Using a simple transmission/replication rate calculation by Shannon you can calculate the mean rate for the AT-system, the CG-system, the ATCG-system, and for some hypothetical 6-bases, 2n-bases system whose new bases take progressively longer time to replicate. The analysis shows the ATCG-system has the optimal replication rate if the CG bases take 1.65 to 3 times longer to replicate than the AT bases. That is, a base-2 system replicates its bases faster but does not carry more information to have a higher bit rate. Likewise, a base-6 system has a greater per-base information but replicate slower on average to end up with a suboptimal bit rate.



DNA Replication Rate



According to a comparison from the paper, the base-4 system is about 40% faster than the A–T only system, and 133% faster than the G–C only system. Assume life on Earth started about 4 billion years ago, then the A-T only system would set back evolution by 1 billion years, the G–C system would do so by 2.3 billion years.
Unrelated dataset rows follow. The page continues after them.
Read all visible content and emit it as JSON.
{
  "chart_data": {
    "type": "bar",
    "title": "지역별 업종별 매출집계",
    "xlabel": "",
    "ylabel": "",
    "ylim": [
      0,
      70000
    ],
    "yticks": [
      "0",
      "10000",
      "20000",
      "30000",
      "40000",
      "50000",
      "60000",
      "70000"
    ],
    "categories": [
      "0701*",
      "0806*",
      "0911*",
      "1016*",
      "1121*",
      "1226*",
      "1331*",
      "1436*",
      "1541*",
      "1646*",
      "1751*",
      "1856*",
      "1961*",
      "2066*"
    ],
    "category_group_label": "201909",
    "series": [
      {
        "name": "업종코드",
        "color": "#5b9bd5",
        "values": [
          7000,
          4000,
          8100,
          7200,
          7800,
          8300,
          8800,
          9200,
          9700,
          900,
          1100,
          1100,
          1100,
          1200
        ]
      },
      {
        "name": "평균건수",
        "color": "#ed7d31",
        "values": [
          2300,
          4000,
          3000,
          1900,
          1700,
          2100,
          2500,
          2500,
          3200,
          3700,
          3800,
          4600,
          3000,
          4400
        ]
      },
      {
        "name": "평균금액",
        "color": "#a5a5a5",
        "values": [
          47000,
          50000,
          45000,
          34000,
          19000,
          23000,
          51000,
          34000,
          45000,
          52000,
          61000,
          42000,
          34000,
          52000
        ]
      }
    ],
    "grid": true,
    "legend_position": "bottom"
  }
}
For a hypothetical base-6 system, it would do so by 80 million years. In other words, life is where it should be because the base-4 system is able to transmit information through the time bottleneck at the optimal bit rate.



In conclusion, life is to replicate the most information with the shortest time, and the base-4 system does it the best. If ever there were other systems they would have lost the informatic competition to the base-4 system from the get-go. Darwin's principle works at life's most basic and most important level.



There are other explanations, all non-Darwinian. Most are based on the base's molecular structures. But these types of explanation border on circular argument -- using observations to explain themselves. They also face this catch-22 problem since there is no way to exhaust all possible bases for replication. However, such lines of exploration are fruitful regardless because more knowledge the better. But without taking information and its replication into consideration it is hard to imagine a sensible answer to the question.